Vor diesem Hintergrund diente die Tageswanderung auf den Hausberg von Tasiilaq von unserem Basislager am Rande des 2000-Seelen-Orts aus sicher auch dazu herauszufinden, ob wir alle fit genug sind für die vor uns liegenden Tage in der Wildnis. Über Moos und Flechten, über Geröll und Schotter führte der Weg. Vorbei an Gletscherseen und rauschenden Bächen, einmal auch mittendurch. Von Gipfel zu Sattel zu Gipfel.
Staunend und tief berührt schaute ich auf die Eisberge mit ihren türkisfarbenen Röckchen im Meer weit unter uns. Ganz allmählich begann der aufsteigende Nebel die von den Gletschern geformten Täler zu füllen.

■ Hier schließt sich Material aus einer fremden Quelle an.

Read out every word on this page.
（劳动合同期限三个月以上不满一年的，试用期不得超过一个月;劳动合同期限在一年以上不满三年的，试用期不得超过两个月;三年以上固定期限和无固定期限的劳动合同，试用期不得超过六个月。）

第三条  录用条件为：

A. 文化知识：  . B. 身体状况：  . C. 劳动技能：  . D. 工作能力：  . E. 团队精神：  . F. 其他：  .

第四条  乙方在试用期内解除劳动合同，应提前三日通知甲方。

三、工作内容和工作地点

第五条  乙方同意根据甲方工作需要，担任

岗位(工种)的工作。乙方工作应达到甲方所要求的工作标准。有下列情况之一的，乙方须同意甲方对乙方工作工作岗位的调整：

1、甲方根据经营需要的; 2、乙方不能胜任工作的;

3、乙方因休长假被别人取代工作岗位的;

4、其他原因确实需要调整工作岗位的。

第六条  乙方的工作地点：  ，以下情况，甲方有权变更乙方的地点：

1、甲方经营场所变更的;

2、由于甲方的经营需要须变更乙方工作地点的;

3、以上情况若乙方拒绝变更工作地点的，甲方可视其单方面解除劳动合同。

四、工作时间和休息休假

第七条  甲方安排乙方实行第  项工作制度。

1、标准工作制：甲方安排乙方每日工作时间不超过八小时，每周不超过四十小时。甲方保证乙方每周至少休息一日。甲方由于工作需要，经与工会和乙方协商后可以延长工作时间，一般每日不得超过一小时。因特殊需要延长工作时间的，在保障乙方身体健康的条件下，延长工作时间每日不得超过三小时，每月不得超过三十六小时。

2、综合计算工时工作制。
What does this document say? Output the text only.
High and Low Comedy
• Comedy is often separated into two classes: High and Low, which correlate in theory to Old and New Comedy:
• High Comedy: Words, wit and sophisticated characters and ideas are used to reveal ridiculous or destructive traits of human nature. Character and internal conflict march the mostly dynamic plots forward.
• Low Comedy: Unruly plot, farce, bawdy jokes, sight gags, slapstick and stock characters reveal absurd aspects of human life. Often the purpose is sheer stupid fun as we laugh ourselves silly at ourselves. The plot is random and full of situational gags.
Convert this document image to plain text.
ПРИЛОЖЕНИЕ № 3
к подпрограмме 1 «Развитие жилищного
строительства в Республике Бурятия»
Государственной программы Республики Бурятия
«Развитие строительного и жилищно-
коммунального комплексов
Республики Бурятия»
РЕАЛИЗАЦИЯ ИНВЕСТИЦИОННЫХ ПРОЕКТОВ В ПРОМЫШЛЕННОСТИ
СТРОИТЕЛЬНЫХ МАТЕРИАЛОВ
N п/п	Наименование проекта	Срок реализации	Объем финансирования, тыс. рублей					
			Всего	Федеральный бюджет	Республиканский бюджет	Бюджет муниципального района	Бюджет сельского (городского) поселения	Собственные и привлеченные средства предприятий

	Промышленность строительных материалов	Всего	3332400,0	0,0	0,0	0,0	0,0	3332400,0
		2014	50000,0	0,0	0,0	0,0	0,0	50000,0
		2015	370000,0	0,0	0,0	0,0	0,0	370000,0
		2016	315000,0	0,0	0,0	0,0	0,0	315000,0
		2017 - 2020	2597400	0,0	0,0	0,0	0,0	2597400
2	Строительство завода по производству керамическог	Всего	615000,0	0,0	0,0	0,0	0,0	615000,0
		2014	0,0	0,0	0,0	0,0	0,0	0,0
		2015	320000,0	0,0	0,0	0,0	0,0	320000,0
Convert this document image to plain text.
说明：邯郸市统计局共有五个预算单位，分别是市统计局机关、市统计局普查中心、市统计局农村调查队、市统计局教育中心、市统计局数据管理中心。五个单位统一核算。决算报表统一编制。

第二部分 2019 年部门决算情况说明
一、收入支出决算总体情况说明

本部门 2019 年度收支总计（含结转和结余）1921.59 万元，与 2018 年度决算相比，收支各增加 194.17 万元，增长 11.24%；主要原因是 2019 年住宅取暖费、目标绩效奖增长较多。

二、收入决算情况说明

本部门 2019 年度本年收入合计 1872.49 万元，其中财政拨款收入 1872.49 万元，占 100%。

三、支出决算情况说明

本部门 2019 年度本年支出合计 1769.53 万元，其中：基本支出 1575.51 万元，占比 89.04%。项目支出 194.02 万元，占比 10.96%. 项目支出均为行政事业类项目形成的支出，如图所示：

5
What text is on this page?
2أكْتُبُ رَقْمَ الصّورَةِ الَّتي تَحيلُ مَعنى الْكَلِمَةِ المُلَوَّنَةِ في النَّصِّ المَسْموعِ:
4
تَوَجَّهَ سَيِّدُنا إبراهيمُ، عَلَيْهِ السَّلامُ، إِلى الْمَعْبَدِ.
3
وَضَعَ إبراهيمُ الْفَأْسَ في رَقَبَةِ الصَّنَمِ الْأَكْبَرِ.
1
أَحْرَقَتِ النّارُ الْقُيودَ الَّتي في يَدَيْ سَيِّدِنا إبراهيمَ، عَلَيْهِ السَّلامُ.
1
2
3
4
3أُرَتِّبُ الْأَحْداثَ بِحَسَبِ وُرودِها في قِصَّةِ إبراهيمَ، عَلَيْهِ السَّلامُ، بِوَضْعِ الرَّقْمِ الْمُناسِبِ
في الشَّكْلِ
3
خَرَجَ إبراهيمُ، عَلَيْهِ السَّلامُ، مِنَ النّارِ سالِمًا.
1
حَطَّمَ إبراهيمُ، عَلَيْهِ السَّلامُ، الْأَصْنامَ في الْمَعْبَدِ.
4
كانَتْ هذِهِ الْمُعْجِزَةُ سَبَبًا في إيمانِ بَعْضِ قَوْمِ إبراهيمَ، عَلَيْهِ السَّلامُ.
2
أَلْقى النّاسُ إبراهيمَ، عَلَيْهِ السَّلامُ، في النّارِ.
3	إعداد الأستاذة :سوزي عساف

P.S. Den „Fitness-Test“ bestanden wir alle. Ich beschloss dennoch, fortan die Kniebandagen anzulegen. An Entlastung mitnehmen, was geht!
Einmal pro Tag fliegt Air Iceland von Reykjavik aus die kurze Landebahn zwischen Felsen, Eis und Wasser an – immer vorausgesetzt, tief hängender Nebel oder andere widrige Wetterverhältnisse verhindern dies nicht. Wir haben Glück und landen bei strahlendem Sonnenschein auf dem winzigen Flughafen von Kulusuk, dem einzigen in Ostgrönland. Sonst gibt es dort nur noch Heliports.
Kurze Zeit später düsen wir bereits in offenen Motorbooten über den Nordatlantik, vorbei an Kirchen und Kathedralen, an Zauberschlössern und verfallenen Burgen in Weiß-Blau-Türkis.
So weich und beinahe cremig wie überdimensionale Baisers treiben die Eisberge im gleißenden Licht. Da muss einer sehr viel Eiweiß und Zucker aufgeschlagen haben, denke ich, als mir der Wind unter die Daunenjacke fährt und mich daran erinnert, dass wir uns nicht in der Backstube des Schlaraffenlandes sondern bei wenigen Grad über Null auf dem Meer befinden.
Unser Ziel ist Tasiilaq im Süden der Ammassalik-Insel am Kong Oscars Havn, einem als besonders still geltenden Fjord. Daher der Name „Tasiilaq“, was „wie ein ruhiger See“ bedeutet. An diesem „See“ 100 Kilometer unterhalb des Polarkreises werden wir unser Basislager errichten.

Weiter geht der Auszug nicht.